Mergulhado em uma crise sanitária, política e econômica a situação do Brasil é complexa, mas pode ser revertida a partir de uma área chave: a educação de qualidade. Para isso, é preciso tonar o sistema educacional brasileiro mais inclusivo, para que ele ofereça ensino público de alto nível à população mais pobre e negra.

O tema foi debatido por colunistas do GLOBO e especialistas na área, nesta terça-feira, na live "Educação para diversidade - A luta contra desigualdades". O evento em comemoração aos 95 anos do GLOBO , teve a participação dos colunistas Luana Génot , Antônio Gois, Bernardo Mello Franco e Míriam Leitão; e do CEO da ONG Gerando Falcões, Edu Lyra. O jornal vai promover uma série de debates on-line ao longo desta semana. Confira a programação.
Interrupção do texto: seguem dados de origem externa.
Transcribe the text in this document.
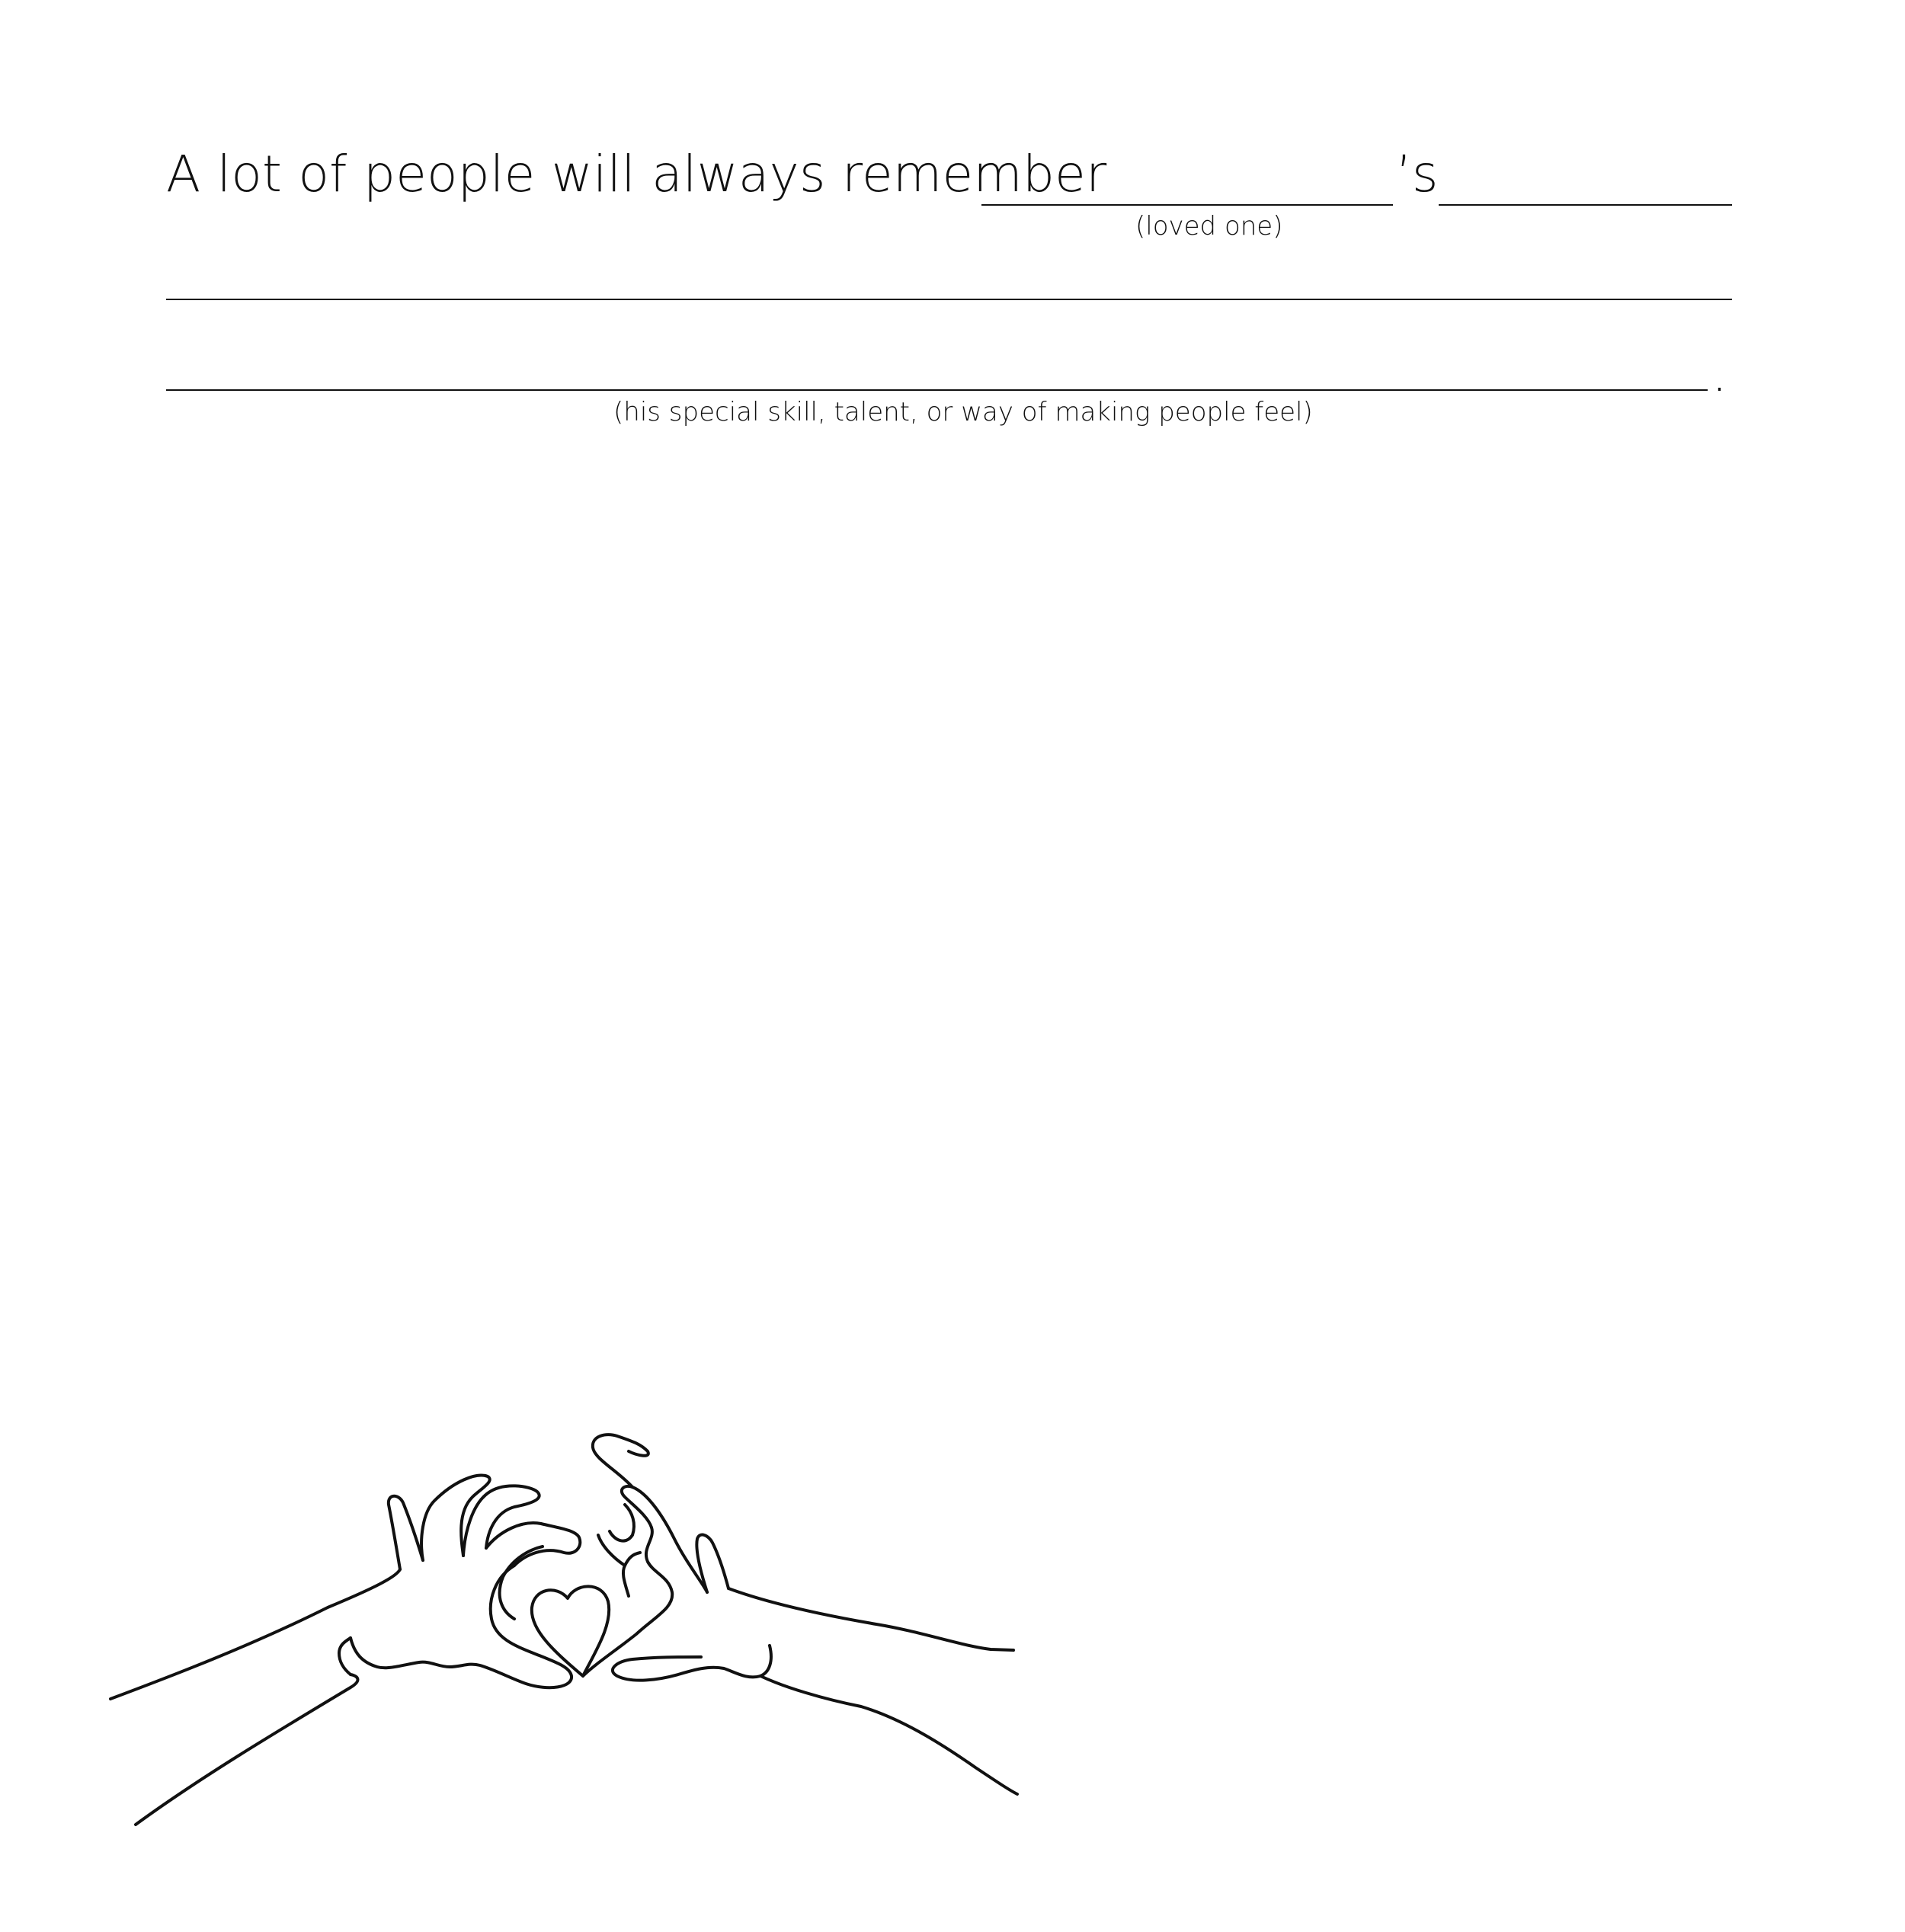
A lot of people will always remember	’s
(loved one)
.
(his special skill, talent, or way of making people feel)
Reconhecendo a educação como um caminho fundamental para o país, a colunista Luana Génot apontou a necessidade de se observar variáveis dentro tema, levando-se em conta uma educação que se proponha a ser antirracista. Para ela, o ensino no Brasil hoje é absolutamente eurocentrado e baseado em autores homens, por exemplo.

— A educação que se propõe ser mais libertadora tem que ser multirreferenciada — defendeu Luana, destacando que o Brasil, de maioria negra, deve ter mais autores negros como base de ensino.

Para a colunista, é preciso ampliar a visão que temos da educação para não continuar reproduzindo os mesmos vieses de antes.

Garantia da equidade

Especialista em educação, o colunista Antônio Gois defendeu a importância de garantir a equidade no sistema educacional brasileiro. Segundo ele, há uma falsa ideia de que a educação no passado era melhor do que agora:

— Há um mito de que a gente teve no passado uma educação de qualidade e basta olhar as estatísticas do passado para perceber que nosso sistema sempre foi uma máquina de exclusão em massa.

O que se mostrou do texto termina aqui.